PHOENIX (AP) — A father was arrested on manslaughter and child abuse charges after police said he left his toddler son in a hot car during a day of heavy drinking.
James Koryor, 41, was taken into custody Tuesday after detectives determined he went to a liquor store with his 2-year-old, bought a bottle of gin, drank it on the way home and fell asleep inside his house.
The toddler was left behind in the car, and detectives found signs the child had struggled to get out of the vehicle before dying.
Koryor made an initial court appearance Tuesday, where a judge set a $50,000 bond and assigned the case to the public defender’s office. A lawyer wasn’t present at his court appearance.
A sobbing Koryor told the judge he didn’t have money to post bond. He struggled to keep his composure, and at one point the judge offered him a box of tissues as he sobbed.
Prosecutors argued for higher bail, saying Koryor has extensive ties to Liberia, Ivory Coast and Ghana and could flee.
The judge also stressed that Koryor cannot consume any alcohol in the event he posts bond.
“That means you cannot have any alcohol inside any residence that you stay,” the judge said. “None. It has to be immediately removed. All of this is to ensure the safety of your family and of the community, and frankly I’d like to ensure that you are protected from yourself.”

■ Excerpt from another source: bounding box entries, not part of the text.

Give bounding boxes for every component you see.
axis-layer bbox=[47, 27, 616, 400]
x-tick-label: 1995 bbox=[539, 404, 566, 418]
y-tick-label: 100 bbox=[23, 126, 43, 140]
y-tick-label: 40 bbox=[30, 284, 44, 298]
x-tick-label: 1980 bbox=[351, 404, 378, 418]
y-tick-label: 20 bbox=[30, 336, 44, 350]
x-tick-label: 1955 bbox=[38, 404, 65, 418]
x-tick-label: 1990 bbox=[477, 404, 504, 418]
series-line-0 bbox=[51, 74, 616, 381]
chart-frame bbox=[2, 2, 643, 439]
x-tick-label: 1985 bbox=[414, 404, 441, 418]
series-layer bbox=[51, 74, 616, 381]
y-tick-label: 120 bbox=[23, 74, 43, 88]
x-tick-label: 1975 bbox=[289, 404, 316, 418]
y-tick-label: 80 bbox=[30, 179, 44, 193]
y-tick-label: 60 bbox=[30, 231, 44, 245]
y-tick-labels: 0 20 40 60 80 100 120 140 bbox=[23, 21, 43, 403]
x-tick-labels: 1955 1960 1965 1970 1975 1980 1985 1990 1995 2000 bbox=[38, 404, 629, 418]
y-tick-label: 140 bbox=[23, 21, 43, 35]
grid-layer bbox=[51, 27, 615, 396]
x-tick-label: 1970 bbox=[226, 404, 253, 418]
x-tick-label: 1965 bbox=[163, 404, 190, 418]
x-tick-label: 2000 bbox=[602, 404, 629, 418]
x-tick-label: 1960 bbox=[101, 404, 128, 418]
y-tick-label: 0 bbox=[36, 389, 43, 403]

The victim was identified as Alpha Koryor. His 5-year-old brother either got out of the vehicle by himself or was taken inside by his father, police spokesman Sgt. Trent Crump said.
Family members asked where his little brother was, and he said the child was asleep, Crump said.
“I think the assumption on their part was that he was probably in the house and he had gone to take a nap,” Crump said.
Crump said the boy’s mother found Alpha unconscious in the back seat of the car a couple hours later. The boy was taken to a hospital and died.
The death occurred as temperatures in the Phoenix area topped 90 degrees. Crump said the boy’s death is a reminder to parents that they need a plan in place to ensure children are not left unattended.